Speaker Colin Raffel
Title The Lakh MIDI Dataset: How It Was Made, and How to Use It
Video
Abstract MIDI files which are matched and aligned to corresponding audio recordings provide a bounty of information for music informatics. The lack of reliable metadata in MIDI files necessitates content-based analysis for determining whether a MIDI file matches a given audio recording. We therefore present methods for learning efficient representations of sequential data (e.g., MIDI files and audio spectrograms) using convolutional networks. Our first approach learns a mapping from sequences of feature vectors to downsampled sequences of binary vectors, providing quadratic speed gains and substantially faster distance calculations.
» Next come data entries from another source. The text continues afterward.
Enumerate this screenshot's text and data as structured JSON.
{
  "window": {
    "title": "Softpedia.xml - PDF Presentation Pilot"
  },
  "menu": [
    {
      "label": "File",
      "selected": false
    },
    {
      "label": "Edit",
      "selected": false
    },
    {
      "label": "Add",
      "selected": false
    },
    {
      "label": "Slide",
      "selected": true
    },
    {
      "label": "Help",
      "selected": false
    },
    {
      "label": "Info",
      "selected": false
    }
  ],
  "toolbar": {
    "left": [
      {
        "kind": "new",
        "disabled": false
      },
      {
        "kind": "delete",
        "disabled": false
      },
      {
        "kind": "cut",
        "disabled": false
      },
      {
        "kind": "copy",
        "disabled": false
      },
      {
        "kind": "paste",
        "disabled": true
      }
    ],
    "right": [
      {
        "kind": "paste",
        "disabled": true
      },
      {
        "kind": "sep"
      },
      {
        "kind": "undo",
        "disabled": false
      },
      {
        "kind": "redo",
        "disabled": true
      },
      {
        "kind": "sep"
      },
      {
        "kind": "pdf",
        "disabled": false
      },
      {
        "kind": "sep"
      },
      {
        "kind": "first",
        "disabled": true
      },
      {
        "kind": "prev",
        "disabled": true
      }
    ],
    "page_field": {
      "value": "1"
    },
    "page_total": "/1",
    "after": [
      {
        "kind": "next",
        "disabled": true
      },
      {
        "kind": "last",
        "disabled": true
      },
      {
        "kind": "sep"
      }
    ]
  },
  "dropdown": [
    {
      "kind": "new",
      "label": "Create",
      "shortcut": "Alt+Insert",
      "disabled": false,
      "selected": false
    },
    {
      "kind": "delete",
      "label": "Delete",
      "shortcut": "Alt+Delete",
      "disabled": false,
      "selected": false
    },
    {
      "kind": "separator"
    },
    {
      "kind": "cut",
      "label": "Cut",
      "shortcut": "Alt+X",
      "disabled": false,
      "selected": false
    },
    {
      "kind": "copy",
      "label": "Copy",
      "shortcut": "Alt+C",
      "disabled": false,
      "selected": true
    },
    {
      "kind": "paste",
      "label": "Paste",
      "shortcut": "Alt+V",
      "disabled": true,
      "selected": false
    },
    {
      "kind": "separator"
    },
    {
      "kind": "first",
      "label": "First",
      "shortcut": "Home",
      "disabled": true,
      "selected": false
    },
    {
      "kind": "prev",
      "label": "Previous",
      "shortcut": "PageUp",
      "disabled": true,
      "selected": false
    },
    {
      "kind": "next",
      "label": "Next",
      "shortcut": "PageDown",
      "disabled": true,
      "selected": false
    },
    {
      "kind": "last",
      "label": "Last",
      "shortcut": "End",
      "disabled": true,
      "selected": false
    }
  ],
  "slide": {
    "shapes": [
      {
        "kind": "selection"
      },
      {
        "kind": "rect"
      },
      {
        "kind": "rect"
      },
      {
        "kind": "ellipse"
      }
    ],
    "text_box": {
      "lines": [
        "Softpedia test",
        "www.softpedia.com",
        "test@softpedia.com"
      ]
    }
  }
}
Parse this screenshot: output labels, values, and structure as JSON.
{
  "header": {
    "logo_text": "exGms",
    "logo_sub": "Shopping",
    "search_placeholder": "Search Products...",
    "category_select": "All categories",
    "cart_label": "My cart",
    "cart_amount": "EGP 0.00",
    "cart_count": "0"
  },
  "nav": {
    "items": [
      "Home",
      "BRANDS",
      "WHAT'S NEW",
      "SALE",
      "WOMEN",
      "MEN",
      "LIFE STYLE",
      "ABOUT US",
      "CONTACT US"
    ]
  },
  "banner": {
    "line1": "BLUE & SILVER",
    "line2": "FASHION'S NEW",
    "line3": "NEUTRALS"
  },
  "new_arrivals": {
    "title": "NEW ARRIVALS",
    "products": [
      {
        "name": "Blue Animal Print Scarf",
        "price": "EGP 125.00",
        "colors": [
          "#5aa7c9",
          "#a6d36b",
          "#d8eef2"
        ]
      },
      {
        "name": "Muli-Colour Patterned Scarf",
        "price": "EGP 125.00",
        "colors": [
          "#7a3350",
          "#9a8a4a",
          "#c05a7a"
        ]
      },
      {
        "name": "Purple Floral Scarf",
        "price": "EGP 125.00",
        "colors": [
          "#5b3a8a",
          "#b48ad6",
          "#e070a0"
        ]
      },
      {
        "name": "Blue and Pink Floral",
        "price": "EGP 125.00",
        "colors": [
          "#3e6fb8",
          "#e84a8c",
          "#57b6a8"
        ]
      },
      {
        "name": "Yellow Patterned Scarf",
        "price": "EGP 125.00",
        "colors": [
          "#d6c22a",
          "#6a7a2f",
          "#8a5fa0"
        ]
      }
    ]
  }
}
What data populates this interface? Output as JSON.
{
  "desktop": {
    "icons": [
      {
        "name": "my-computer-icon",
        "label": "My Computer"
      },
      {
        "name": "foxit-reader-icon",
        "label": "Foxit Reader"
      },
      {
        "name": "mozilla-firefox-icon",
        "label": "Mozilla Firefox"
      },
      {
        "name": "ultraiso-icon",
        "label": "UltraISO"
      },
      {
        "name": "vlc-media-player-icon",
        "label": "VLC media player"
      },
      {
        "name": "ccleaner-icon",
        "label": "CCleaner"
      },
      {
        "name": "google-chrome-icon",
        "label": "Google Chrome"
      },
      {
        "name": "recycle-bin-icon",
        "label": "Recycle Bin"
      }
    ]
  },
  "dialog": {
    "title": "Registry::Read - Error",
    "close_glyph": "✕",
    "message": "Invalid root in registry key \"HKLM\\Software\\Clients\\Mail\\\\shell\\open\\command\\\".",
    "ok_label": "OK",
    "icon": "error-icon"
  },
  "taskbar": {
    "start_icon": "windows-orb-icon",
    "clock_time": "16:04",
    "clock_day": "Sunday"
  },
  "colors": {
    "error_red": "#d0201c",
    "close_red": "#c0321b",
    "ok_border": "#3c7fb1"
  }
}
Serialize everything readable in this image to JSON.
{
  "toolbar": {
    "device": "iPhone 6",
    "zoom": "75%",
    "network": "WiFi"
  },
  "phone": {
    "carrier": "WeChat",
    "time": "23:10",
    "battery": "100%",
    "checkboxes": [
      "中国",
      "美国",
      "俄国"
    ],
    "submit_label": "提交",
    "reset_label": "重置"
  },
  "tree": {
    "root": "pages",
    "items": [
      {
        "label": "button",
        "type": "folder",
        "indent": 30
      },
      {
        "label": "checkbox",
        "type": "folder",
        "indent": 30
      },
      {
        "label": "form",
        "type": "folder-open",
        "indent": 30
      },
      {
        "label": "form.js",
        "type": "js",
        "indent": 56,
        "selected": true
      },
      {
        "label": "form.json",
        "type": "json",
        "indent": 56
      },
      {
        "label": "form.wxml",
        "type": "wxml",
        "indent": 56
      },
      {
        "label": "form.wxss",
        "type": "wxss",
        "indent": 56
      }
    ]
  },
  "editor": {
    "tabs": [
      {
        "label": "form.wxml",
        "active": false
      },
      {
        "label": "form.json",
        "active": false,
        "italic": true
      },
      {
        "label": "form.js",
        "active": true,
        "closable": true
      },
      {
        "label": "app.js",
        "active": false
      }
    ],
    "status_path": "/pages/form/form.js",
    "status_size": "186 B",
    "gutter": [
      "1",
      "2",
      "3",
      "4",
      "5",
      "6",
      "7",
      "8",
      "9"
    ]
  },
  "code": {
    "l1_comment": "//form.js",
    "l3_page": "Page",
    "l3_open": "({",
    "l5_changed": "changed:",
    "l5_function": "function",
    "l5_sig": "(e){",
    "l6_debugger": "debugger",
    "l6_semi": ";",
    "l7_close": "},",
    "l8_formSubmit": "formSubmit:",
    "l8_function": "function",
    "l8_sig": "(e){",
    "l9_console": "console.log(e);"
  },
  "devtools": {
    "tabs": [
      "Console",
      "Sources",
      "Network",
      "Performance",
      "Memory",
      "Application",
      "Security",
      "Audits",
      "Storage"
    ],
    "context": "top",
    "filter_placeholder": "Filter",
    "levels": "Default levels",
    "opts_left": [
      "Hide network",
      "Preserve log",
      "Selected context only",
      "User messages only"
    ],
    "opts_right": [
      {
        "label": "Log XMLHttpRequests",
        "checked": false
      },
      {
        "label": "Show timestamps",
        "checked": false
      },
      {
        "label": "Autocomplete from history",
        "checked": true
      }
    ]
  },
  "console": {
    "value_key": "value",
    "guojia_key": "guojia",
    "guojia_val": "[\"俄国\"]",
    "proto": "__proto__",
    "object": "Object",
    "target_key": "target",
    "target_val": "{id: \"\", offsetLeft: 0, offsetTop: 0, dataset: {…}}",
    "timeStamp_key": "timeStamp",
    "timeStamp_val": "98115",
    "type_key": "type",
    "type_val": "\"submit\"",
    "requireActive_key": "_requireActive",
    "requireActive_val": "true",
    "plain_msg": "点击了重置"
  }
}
For further speedup, we present an approximate pruning method which involves embedding sequences as fixed-length vectors in a Euclidean space by using form of attention which integrates over time. These techniques enabled the creation of the Lakh MIDI dataset, the largest collection of MIDI files which have been matched and aligned to corresponding audio recordings. I will conclude the talk with a short tutorial demonstrating how to use the dataset and outlining possible uses.
Bio Colin Raffel is currently a resident at Google Brain, where he researches machine learning techniques for sequential data. He recently completed a PhD in Electrical Engineering at Columbia University In LabROSA, supervised by Dan Ellis. In 2010, he received a Master's in Music, Science and Technology from Stanford University's CCRMA, supervised by Julius O. Smith III.